Buckling of thick orthotropic cylindrical shells under combined external pressure and axial compression

Abstract

A formulation based on the three-dimensional theory of elasticity is employed to study the buckling of an orthotropic cylindrical shell under combined external pressure and axial compression. A properly defined load interaction parameter expresses the ratio of axial compression and external pressure loading, and critical loads are thus derived for a given load interaction. The results from this elasticity solution are compared with the critical loads predicted by the orthotropic Donnell and Timoshenko nonshallow classical shell formulations. Two cases of orthotropic material are considered with stiffness constants typical of glass/epoxy and graphite/epoxy. Furthermore, two cases of load interaction are considered, representing a relatively high and a relatively low axial load.
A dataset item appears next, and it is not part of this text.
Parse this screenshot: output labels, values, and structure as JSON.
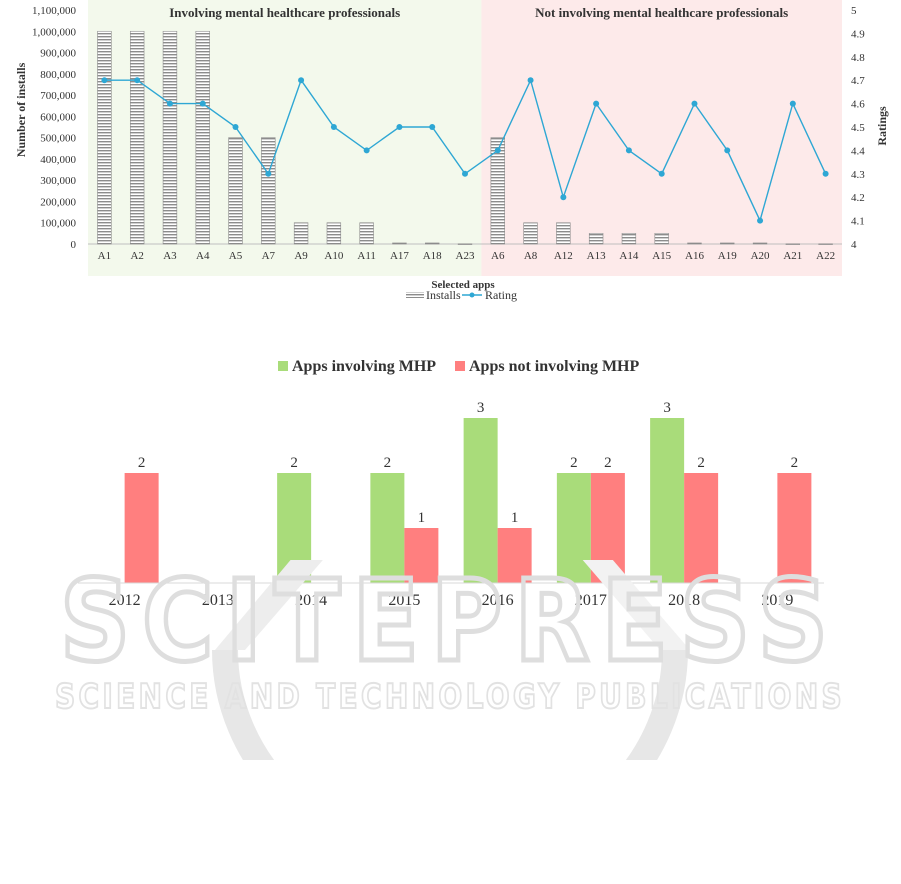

For both load interaction cases considered and for both materials, the Donnell and the Timoshenko bifurcation points are higher than the elasticity solution, which means that both shell theories are nonconservative. However, the bifurcation points from the Timoshenko formulation are always found to be closer to the elasticity predictions than the ones from the Donnell formulation. An additional common observation is that, for a high value of the load interaction parameter (relatively high axial load), the Timoshenko shell theory is performing remarkably well, approaching closely the elasticity solution, especially for thick construction. Finally, a comparison with some available results from higher order shell theories for pure external pressure indicates that these improved shell theories seem to be adequate for the example cases that were studied.